Ce titre odieux qui consiste à conférer gratuitement à un seul un bénéfice auquel tous ont une égale et juste prétention, voilà le privilège abhorré par le bon citoyen et le ministre éclairé. Reste à savoir si le privilège du libraire est de cette nature. Mais vous avez vu par ce qui précède combien cette idée serait fausse : le libraire acquiert par un acte un manuscrit ; le ministère, par une permission, autorise la publication de ce manuscrit, et garantit à l’acquéreur la tranquillité de sa possession. Qu’est-ce qu’il y a en cela de contraire à l’intérêt général ? Que fait-on pour le libraire qu’on ne fasse pour tout autre citoyen ?

Je vous demande, monsieur, si celui qui a acheté une maison n’en a pas la propriété et la jouissance exclusive ; si, sous ce point de vue, tous les actes qui assurent à un particulier la possession fixe et constante d’un effet quel qu’il soit ne sont pas des privilèges exclusifs ; si, sous prétexte que le possesseur est suffisamment dédommagé du premier prix de son acquisition, il serait licite de l’en dépouiller ; si cette spoliation ne serait pas l’acte le plus violent de la tyrannie, si cet abus du pouvoir tendant à rendre toutes les fortunes chancelantes, toutes les hérédités incertaines, ne réduirait pas un peuple à la condition de serfs et ne remplirait pas un État de mauvais citoyens. Car il est constant pour tout homme qui pense que celui qui n’a nulle propriété dans l’État, ou qui n’y a qu’une propriété précaire, n’en peut jamais être un bon citoyen.
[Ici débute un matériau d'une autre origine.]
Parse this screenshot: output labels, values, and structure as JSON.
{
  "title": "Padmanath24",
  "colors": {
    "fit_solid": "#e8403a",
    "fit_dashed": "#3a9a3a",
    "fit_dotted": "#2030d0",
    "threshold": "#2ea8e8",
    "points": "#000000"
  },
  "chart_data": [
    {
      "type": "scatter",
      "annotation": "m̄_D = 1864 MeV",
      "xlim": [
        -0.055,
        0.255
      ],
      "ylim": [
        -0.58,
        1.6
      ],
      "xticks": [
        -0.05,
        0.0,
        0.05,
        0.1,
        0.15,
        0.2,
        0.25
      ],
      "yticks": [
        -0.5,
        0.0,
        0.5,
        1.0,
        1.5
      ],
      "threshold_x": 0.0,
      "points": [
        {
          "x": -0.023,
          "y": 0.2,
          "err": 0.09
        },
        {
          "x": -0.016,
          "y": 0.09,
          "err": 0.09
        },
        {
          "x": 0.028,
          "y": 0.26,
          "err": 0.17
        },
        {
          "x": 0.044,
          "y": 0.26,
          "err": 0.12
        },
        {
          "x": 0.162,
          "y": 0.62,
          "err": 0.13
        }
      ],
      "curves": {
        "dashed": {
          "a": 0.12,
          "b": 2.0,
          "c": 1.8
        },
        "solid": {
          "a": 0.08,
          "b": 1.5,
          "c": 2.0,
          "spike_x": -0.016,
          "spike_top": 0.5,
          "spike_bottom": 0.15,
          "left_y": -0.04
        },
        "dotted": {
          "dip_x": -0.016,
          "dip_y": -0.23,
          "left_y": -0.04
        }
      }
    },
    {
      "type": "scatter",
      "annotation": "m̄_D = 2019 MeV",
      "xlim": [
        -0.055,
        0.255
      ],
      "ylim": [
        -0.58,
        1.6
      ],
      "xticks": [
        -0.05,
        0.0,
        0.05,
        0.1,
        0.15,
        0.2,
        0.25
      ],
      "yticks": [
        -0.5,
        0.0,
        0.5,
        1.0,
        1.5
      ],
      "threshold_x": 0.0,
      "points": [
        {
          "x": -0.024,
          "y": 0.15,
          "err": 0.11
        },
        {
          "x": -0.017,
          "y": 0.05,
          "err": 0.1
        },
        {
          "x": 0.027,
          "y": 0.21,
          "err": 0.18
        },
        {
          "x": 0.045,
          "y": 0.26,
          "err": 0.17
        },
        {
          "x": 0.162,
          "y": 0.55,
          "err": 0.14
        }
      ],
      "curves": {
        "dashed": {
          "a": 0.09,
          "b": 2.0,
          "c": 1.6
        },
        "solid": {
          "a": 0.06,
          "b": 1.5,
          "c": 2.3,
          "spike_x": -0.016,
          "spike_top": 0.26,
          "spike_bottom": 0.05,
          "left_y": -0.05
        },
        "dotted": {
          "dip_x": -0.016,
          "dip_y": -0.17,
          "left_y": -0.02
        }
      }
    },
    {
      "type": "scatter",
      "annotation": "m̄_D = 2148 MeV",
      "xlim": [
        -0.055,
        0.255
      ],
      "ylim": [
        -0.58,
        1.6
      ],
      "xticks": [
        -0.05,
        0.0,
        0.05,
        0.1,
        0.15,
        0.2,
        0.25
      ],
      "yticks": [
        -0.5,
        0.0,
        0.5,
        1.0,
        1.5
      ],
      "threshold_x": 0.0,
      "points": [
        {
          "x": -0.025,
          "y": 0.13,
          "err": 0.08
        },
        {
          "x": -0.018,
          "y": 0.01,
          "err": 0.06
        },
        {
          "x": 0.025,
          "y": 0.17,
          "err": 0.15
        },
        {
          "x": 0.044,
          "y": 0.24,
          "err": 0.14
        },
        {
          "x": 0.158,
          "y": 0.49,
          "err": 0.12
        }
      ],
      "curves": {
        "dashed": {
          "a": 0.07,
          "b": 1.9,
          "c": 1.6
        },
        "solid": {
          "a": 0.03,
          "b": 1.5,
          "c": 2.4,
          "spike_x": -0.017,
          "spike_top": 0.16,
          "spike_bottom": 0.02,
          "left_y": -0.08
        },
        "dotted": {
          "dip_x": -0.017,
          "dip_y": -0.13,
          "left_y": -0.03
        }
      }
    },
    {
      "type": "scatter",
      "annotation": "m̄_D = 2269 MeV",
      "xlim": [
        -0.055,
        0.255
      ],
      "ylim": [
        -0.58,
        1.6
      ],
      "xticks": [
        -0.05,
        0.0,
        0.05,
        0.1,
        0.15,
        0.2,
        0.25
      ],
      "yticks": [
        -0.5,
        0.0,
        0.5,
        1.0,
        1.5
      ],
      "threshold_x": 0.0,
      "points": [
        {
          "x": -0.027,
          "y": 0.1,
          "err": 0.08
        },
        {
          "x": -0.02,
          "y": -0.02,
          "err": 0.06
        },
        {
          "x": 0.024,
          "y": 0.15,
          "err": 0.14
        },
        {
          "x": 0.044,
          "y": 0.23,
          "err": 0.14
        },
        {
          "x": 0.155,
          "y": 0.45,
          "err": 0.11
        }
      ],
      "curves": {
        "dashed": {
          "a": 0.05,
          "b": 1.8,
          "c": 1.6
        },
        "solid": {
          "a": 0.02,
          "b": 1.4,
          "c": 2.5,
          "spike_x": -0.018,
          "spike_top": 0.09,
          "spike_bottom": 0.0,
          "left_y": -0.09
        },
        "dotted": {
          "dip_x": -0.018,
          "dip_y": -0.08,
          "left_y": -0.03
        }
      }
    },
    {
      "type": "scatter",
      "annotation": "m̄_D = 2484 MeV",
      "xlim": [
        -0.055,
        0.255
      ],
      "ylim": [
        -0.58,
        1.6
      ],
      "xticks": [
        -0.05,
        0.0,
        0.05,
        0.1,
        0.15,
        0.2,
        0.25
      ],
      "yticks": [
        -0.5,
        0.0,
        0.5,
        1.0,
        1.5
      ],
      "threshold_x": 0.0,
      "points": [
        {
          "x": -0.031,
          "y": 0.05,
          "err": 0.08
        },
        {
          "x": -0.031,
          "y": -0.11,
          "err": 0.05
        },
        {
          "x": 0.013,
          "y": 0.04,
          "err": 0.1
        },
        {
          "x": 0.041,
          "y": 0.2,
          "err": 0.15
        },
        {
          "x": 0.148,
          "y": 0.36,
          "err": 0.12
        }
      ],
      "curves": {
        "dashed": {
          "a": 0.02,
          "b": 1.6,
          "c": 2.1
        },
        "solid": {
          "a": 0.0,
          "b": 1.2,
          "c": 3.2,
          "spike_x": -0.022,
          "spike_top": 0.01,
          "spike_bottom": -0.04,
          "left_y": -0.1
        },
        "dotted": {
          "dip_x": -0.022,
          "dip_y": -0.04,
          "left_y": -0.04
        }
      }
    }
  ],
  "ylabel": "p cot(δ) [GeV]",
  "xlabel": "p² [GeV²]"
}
En effet, qu’est-ce qui l’attacherait à une glèbe plutôt qu’à une autre ?

Le préjugé vient de ce qu’on confond l’état de libraire, la communauté des libraires, la corporation avec le privilège et le privilège avec le titre de possession, toutes choses qui n’ont rien de commun, non, rien, monsieur ! Eh ! détruisez toutes les communautés, rendez à tous les citoyens la liberté d’appliquer leurs facultés selon leur goût et leur intérêt, abolissez tous les privilèges, ceux même de la librairie, j’y consens ; tout sera bien, tant que les lois sur les contrats de vente et d’acquisition subsisteront.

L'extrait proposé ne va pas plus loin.